Après la crise, tous en télétravail?

 | Paru dans Entreprise romande  | Auteur : Blaise Matthey

Depuis la mi-mars, pour répondre à la crise sans précédent créée par la Covid-19, nous sommes très nombreux à avoir versé totalement en télétravail. Cela a permis de maintenir une partie substantielle de l’activité économique, administrative et scientifique. L’exercice d’une profession par le biais des outils numériques n’est pas une nouveauté. C’est son extension qui est sans précédent. Le télétravail concerne principalement les services, car il n’est pas utilisable pour une très grande partie des activités de la santé - on l’a vu avec son formidable engagement auprès des patients -, de l’agriculture, du bâtiment, de la restauration et de l’industrie.
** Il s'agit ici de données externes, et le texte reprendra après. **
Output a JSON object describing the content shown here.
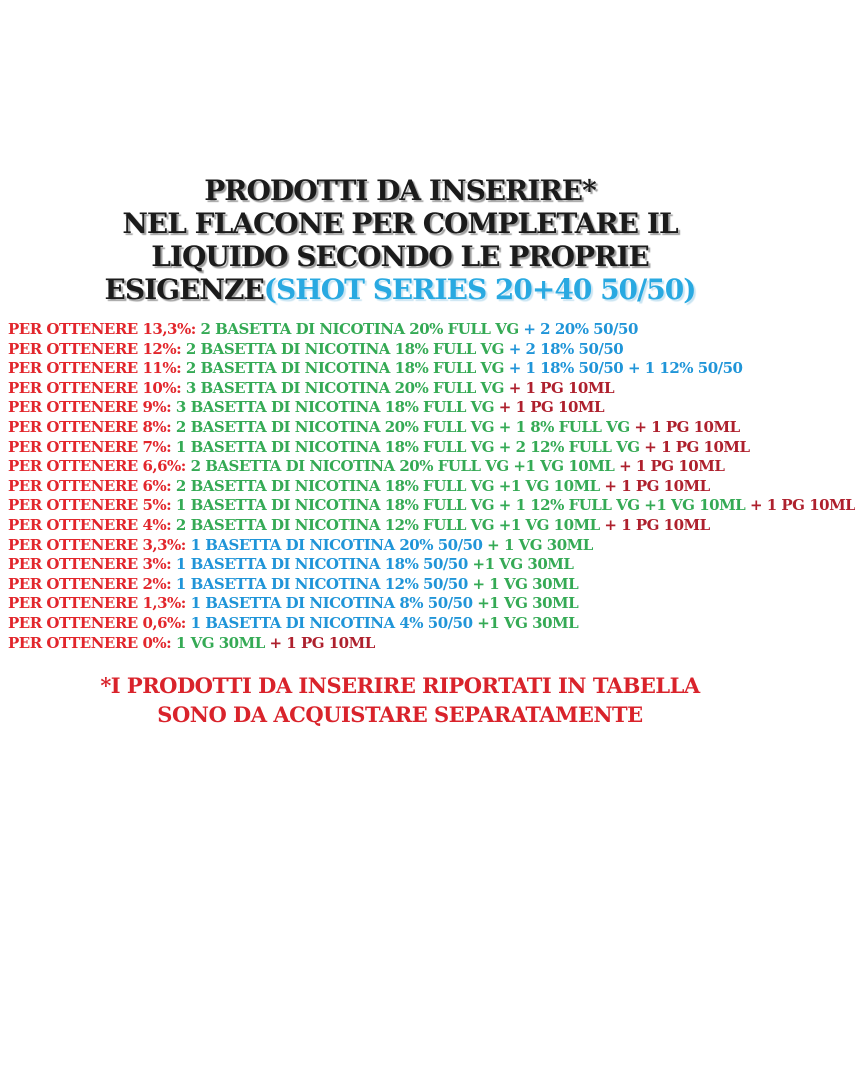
{
  "colors": {
    "title_black": "#1b1b1b",
    "title_blue": "#29a9e1",
    "label_red": "#e2262c",
    "dark_red": "#ae202d",
    "green": "#35aa55",
    "blue": "#2095d8",
    "footer_red": "#d9232b"
  },
  "title": {
    "line1": "PRODOTTI DA INSERIRE*",
    "line2": "NEL FLACONE PER COMPLETARE IL",
    "line3": "LIQUIDO SECONDO LE PROPRIE",
    "line4_black": "ESIGENZE",
    "line4_blue": "(SHOT SERIES 20+40 50/50)"
  },
  "recipes": [
    {
      "segments": [
        {
          "color": "label",
          "text": "PER OTTENERE 13,3%:"
        },
        {
          "color": "green",
          "text": "2 BASETTA DI NICOTINA 20% FULL VG"
        },
        {
          "color": "blue",
          "text": "+ 2 20% 50/50"
        }
      ]
    },
    {
      "segments": [
        {
          "color": "label",
          "text": "PER OTTENERE 12%:"
        },
        {
          "color": "green",
          "text": "2 BASETTA DI NICOTINA 18% FULL VG"
        },
        {
          "color": "blue",
          "text": "+ 2 18% 50/50"
        }
      ]
    },
    {
      "segments": [
        {
          "color": "label",
          "text": "PER OTTENERE 11%:"
        },
        {
          "color": "green",
          "text": "2 BASETTA DI NICOTINA 18% FULL VG"
        },
        {
          "color": "blue",
          "text": "+ 1 18% 50/50 + 1 12% 50/50"
        }
      ]
    },
    {
      "segments": [
        {
          "color": "label",
          "text": "PER OTTENERE 10%:"
        },
        {
          "color": "green",
          "text": "3 BASETTA DI NICOTINA 20% FULL VG"
        },
        {
          "color": "darkred",
          "text": "+ 1 PG 10ML"
        }
      ]
    },
    {
      "segments": [
        {
          "color": "label",
          "text": "PER OTTENERE 9%:"
        },
        {
          "color": "green",
          "text": "3 BASETTA DI NICOTINA 18% FULL VG"
        },
        {
          "color": "darkred",
          "text": "+ 1 PG 10ML"
        }
      ]
    },
    {
      "segments": [
        {
          "color": "label",
          "text": "PER OTTENERE 8%:"
        },
        {
          "color": "green",
          "text": "2 BASETTA DI NICOTINA 20% FULL VG + 1 8% FULL VG"
        },
        {
          "color": "darkred",
          "text": "+ 1 PG 10ML"
        }
      ]
    },
    {
      "segments": [
        {
          "color": "label",
          "text": "PER OTTENERE 7%:"
        },
        {
          "color": "green",
          "text": "1 BASETTA DI NICOTINA 18% FULL VG + 2 12% FULL VG"
        },
        {
          "color": "darkred",
          "text": "+ 1 PG 10ML"
        }
      ]
    },
    {
      "segments": [
        {
          "color": "label",
          "text": "PER OTTENERE 6,6%:"
        },
        {
          "color": "green",
          "text": "2 BASETTA DI NICOTINA 20% FULL VG +1 VG 10ML"
        },
        {
          "color": "darkred",
          "text": "+ 1 PG 10ML"
        }
      ]
    },
    {
      "segments": [
        {
          "color": "label",
          "text": "PER OTTENERE 6%:"
        },
        {
          "color": "green",
          "text": "2 BASETTA DI NICOTINA 18% FULL VG +1 VG 10ML"
        },
        {
          "color": "darkred",
          "text": "+ 1 PG 10ML"
        }
      ]
    },
    {
      "segments": [
        {
          "color": "label",
          "text": "PER OTTENERE 5%:"
        },
        {
          "color": "green",
          "text": "1 BASETTA DI NICOTINA 18% FULL VG + 1 12% FULL VG +1 VG 10ML"
        },
        {
          "color": "darkred",
          "text": "+ 1 PG 10ML"
        }
      ]
    },
    {
      "segments": [
        {
          "color": "label",
          "text": "PER OTTENERE 4%:"
        },
        {
          "color": "green",
          "text": "2 BASETTA DI NICOTINA 12% FULL VG +1 VG 10ML"
        },
        {
          "color": "darkred",
          "text": "+ 1 PG 10ML"
        }
      ]
    },
    {
      "segments": [
        {
          "color": "label",
          "text": "PER OTTENERE 3,3%:"
        },
        {
          "color": "blue",
          "text": "1 BASETTA DI NICOTINA 20% 50/50"
        },
        {
          "color": "green",
          "text": "+ 1 VG 30ML"
        }
      ]
    },
    {
      "segments": [
        {
          "color": "label",
          "text": "PER OTTENERE 3%:"
        },
        {
          "color": "blue",
          "text": "1 BASETTA DI NICOTINA 18% 50/50"
        },
        {
          "color": "green",
          "text": "+1 VG 30ML"
        }
      ]
    },
    {
      "segments": [
        {
          "color": "label",
          "text": "PER OTTENERE 2%:"
        },
        {
          "color": "blue",
          "text": "1 BASETTA DI NICOTINA 12% 50/50"
        },
        {
          "color": "green",
          "text": "+ 1 VG 30ML"
        }
      ]
    },
    {
      "segments": [
        {
          "color": "label",
          "text": "PER OTTENERE 1,3%:"
        },
        {
          "color": "blue",
          "text": "1 BASETTA DI NICOTINA 8% 50/50"
        },
        {
          "color": "green",
          "text": "+1 VG 30ML"
        }
      ]
    },
    {
      "segments": [
        {
          "color": "label",
          "text": "PER OTTENERE 0,6%:"
        },
        {
          "color": "blue",
          "text": "1 BASETTA DI NICOTINA 4% 50/50"
        },
        {
          "color": "green",
          "text": "+1 VG 30ML"
        }
      ]
    },
    {
      "segments": [
        {
          "color": "label",
          "text": "PER OTTENERE 0%:"
        },
        {
          "color": "green",
          "text": "1 VG 30ML"
        },
        {
          "color": "darkred",
          "text": "+ 1 PG 10ML"
        }
      ]
    }
  ],
  "footer": {
    "line1": "*I PRODOTTI DA INSERIRE RIPORTATI IN TABELLA",
    "line2": "SONO DA ACQUISTARE SEPARATAMENTE"
  }
}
Le constat étant posé, peut-on imaginer un retour à la situation antérieure avec la sortie progressive du confinement? Du côté des employés, l’exercice est très apprécié selon une enquête récente de Deloitte. Quatre-vingts pour cent des personnes interrogées souhaitent conserver le télétravail. Les avantages essentiels résident dans la réduction des temps de transport et la souplesse des horaires. Les employés s’estiment aussi plus productifs. La diminution des contacts avec les collègues comme, pour certains, la difficulté à travailler sereinement dans un environnement familial, constituent des inconvénients. Il en va de même de l’isolement ou de la peine à appréhender la technologie.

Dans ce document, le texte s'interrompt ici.